5 Responses to Brightline Resumes, Wants More Money

  1. LazyReader says:

    Some of the people were walking on the tracks
    Give them an iq test, I learned since “Stand By Me”
    You stay off the tracks.

  2. prk166 says:

    Brighline’s been averaging a death a month from people hit by trains. They were killing people before the service began.

    Now, some of these are not a safety design issue. They’re suicides.

    Some of these are accidents like the most recent one the VIPs were on the train to do their we’re open again news conferences and, well, they’re train got delayed. A lil’ ol lady turned onto the tracks. There’s not much one can do about that.

    The question isn’t if people are the tracks by why are they on the tracks.

    For example, someone got killed here. To detour to the north and cross the tracks legally is a 2 1/2 mile detour. Most any pedestrian faced with an extra 10 minutes of walking, let alone an hour, is going to take the shortest, quickest route. A simple fence at this closed crossing would deter 90% of the trespassing.
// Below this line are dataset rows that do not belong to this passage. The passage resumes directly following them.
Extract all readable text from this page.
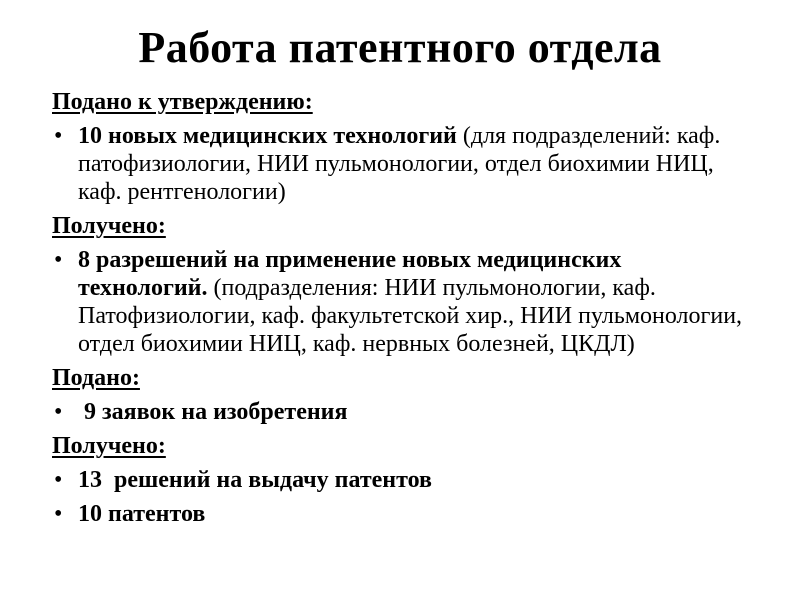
Работа патентного отдела
Подано к утверждению:
• 10 новых медицинских технологий (для подразделений: каф. патофизиологии, НИИ пульмонологии, отдел биохимии НИЦ, каф. рентгенологии)
Получено:
• 8 разрешений на применение новых медицинских технологий. (подразделения: НИИ пульмонологии, каф. Патофизиологии, каф. факультетской хир., НИИ пульмонологии, отдел биохимии НИЦ, каф. нервных болезней, ЦКДЛ)
Подано:
• 9 заявок на изобретения
Получено:
• 13  решений на выдачу патентов
• 10 патентов
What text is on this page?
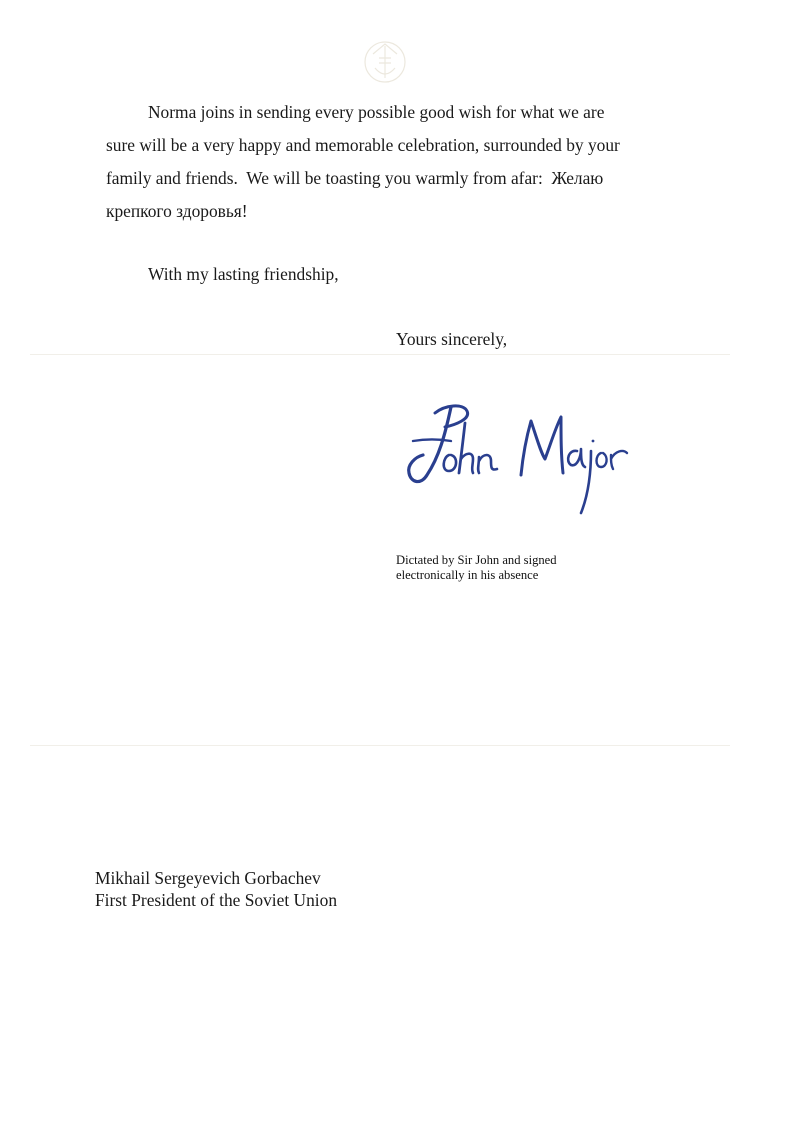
Norma joins in sending every possible good wish for what we are

sure will be a very happy and memorable celebration, surrounded by your
family and friends.  We will be toasting you warmly from afar:  Желаю
крепкого здоровья!
With my lasting friendship,
Yours sincerely,
Dictated by Sir John and signed
electronically in his absence
Mikhail Sergeyevich Gorbachev
First President of the Soviet Union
    https://www.google.com/maps/@26.2108636,-80.1313044,3a,37.5y,279.37h,92.76t/data=!3m6!1e1!3m4!1sJKXkngfCOM0wmZYv3tKAeQ!2e0!7i16384!8i8192

    Why was the crossing closed and nothing put in place to allow pedestrians to safely cross? A car going a mile up or down the road to cross isn’t a problem. A pedestrian, it’s more than a burden. The tracks become a barrier, a wall, if they don’t take short cuts.

    And that’s the problem here. Some like to pontificate and poo-poo people for taking shortcuts. But the tresspassers aren’t the only ones taking short cuts. So is FEC, Brightline, Florida DOT and the local city and county.

  3. prk166 says:


    That makes Brightline look affordable, except the company is quoting Amtrak’s highest fares. The starting fares for those two trips, $29 for Baltimore to Wilmington and $69 for New York to Washington, make Brightline look expensive. The top fares on the Acela are paid mainly by bureaucrats, lobbyists, and other people who can bill their travel costs to someone else, while Brightline will mainly serve tourists who are more price sensitive.
    ” ~antiplanner

    I suspect Brightline’s not having that low cost coach class is a move so they can sell tickets at that price and talk about it to their customers as a discount.
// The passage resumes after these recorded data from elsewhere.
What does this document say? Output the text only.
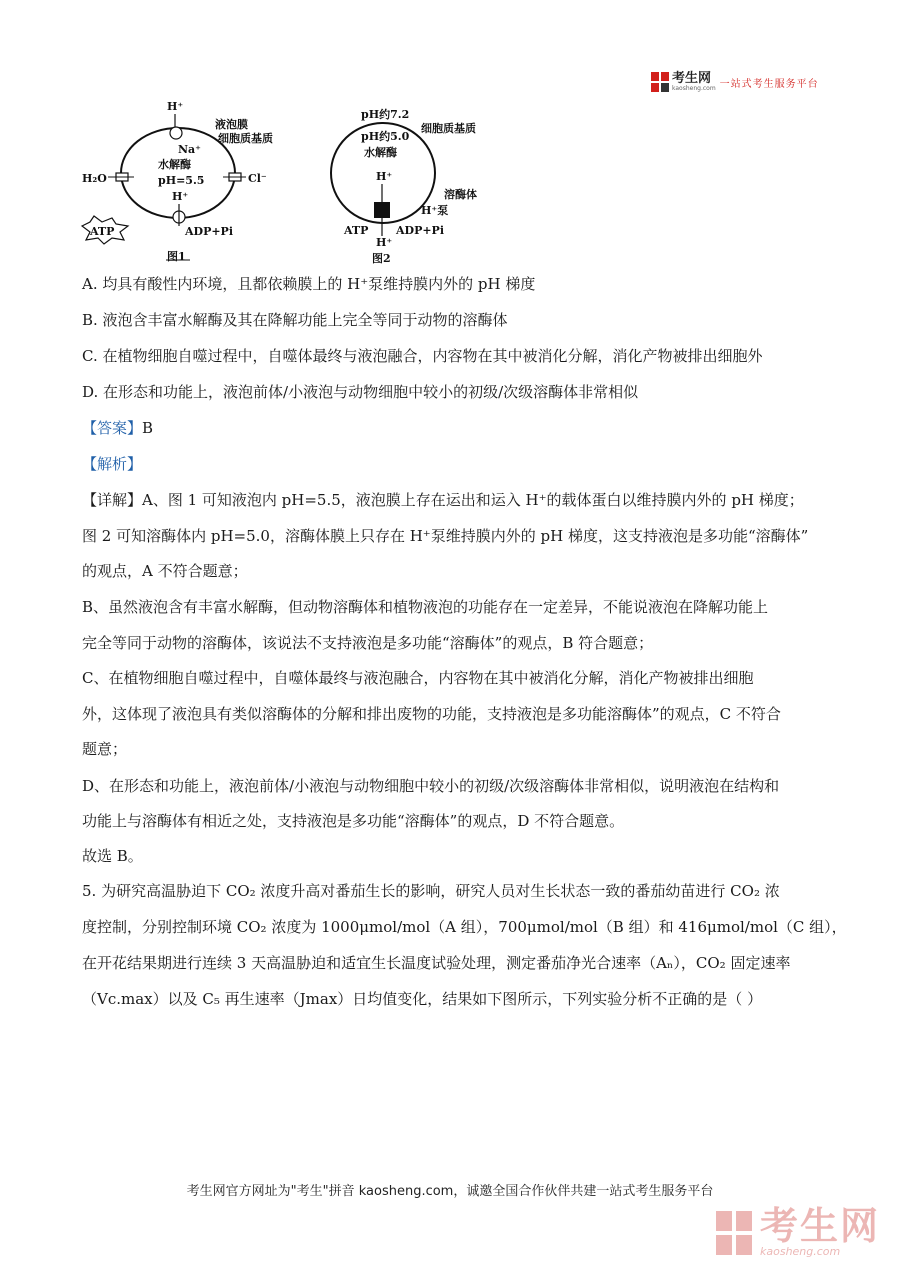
考生网
kaosheng.com 一站式考生服务平台
H⁺
液泡膜
细胞质基质
Na⁺
水解酶
pH=5.5
H₂O	Cl⁻
H⁺
ATP	ADP+Pi
图1
pH约7.2
细胞质基质
pH约5.0
水解酶
H⁺
溶酶体
H⁺泵
ATP	ADP+Pi
H⁺
图2
A. 均具有酸性内环境，且都依赖膜上的 H⁺泵维持膜内外的 pH 梯度
B. 液泡含丰富水解酶及其在降解功能上完全等同于动物的溶酶体
C. 在植物细胞自噬过程中，自噬体最终与液泡融合，内容物在其中被消化分解，消化产物被排出细胞外
D. 在形态和功能上，液泡前体/小液泡与动物细胞中较小的初级/次级溶酶体非常相似
【答案】B
【解析】
【详解】A、图 1 可知液泡内 pH=5.5，液泡膜上存在运出和运入 H⁺的载体蛋白以维持膜内外的 pH 梯度；
图 2 可知溶酶体内 pH=5.0，溶酶体膜上只存在 H⁺泵维持膜内外的 pH 梯度，这支持液泡是多功能“溶酶体”
的观点，A 不符合题意；
B、虽然液泡含有丰富水解酶，但动物溶酶体和植物液泡的功能存在一定差异，不能说液泡在降解功能上
完全等同于动物的溶酶体，该说法不支持液泡是多功能“溶酶体”的观点，B 符合题意；
C、在植物细胞自噬过程中，自噬体最终与液泡融合，内容物在其中被消化分解，消化产物被排出细胞
外，这体现了液泡具有类似溶酶体的分解和排出废物的功能，支持液泡是多功能溶酶体”的观点，C 不符合
题意；
D、在形态和功能上，液泡前体/小液泡与动物细胞中较小的初级/次级溶酶体非常相似，说明液泡在结构和
功能上与溶酶体有相近之处，支持液泡是多功能“溶酶体”的观点，D 不符合题意。
故选 B。
5. 为研究高温胁迫下 CO₂ 浓度升高对番茄生长的影响，研究人员对生长状态一致的番茄幼苗进行 CO₂ 浓
度控制，分别控制环境 CO₂ 浓度为 1000μmol/mol（A 组），700μmol/mol（B 组）和 416μmol/mol（C 组），
在开花结果期进行连续 3 天高温胁迫和适宜生长温度试验处理，测定番茄净光合速率（Aₙ），CO₂ 固定速率
（Vc.max）以及 C₅ 再生速率（Jmax）日均值变化，结果如下图所示，下列实验分析不正确的是（ ）
考生网官方网址为"考生"拼音 kaosheng.com，诚邀全国合作伙伴共建一站式考生服务平台
考生网
kaosheng.com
    Like they Disney or Carnival, we’ll move your customers from Port Canaveral or Miami to Miami or Orlando for $X, which is a 40% discount off the cost of a seat if you buy Y seats.

    And of course they bundle it as part of some package where you get to do some 3 day cruise and then 3 days in Orlando.

    Or something……

  4. LazyReader says:

    Yes exactly. The huge bulk of Acela riders…are people who bill travel expenses to other people or enterprises.

    There’s four ways to spend money.
    1. Your money on yourself, you care about cost and quality
    2. Your money on someone else, you care about cost not so much about quality
    3 other people’s money on yourself * hint ? hint* you care about quality but not costs. This is how politicians work
    4. Other people’s money on other people, don’t give two shits about cost or quality….this is how politicians spend your money.

    Politicians are a sad breed especially lifelong career ones… namely they’re used to being coddled..once out of office don’t really know how to do anything else….If AOC loses she’s gonna have a hard time readjusting to mediocrity. Maybe she’ll con a book deal or become a “consultant”

  5. MJ says:

    The top fares on the Acela are paid mainly by bureaucrats, lobbyists, and other people who can bill their travel costs to someone else…

    I’m pretty sure even Brandon himself used to brag about taking the train from Wilmington to DC for work. I’m sure he spared no expense, as he had a publicly-funded travel allowance to cover most, if not all, of his costs.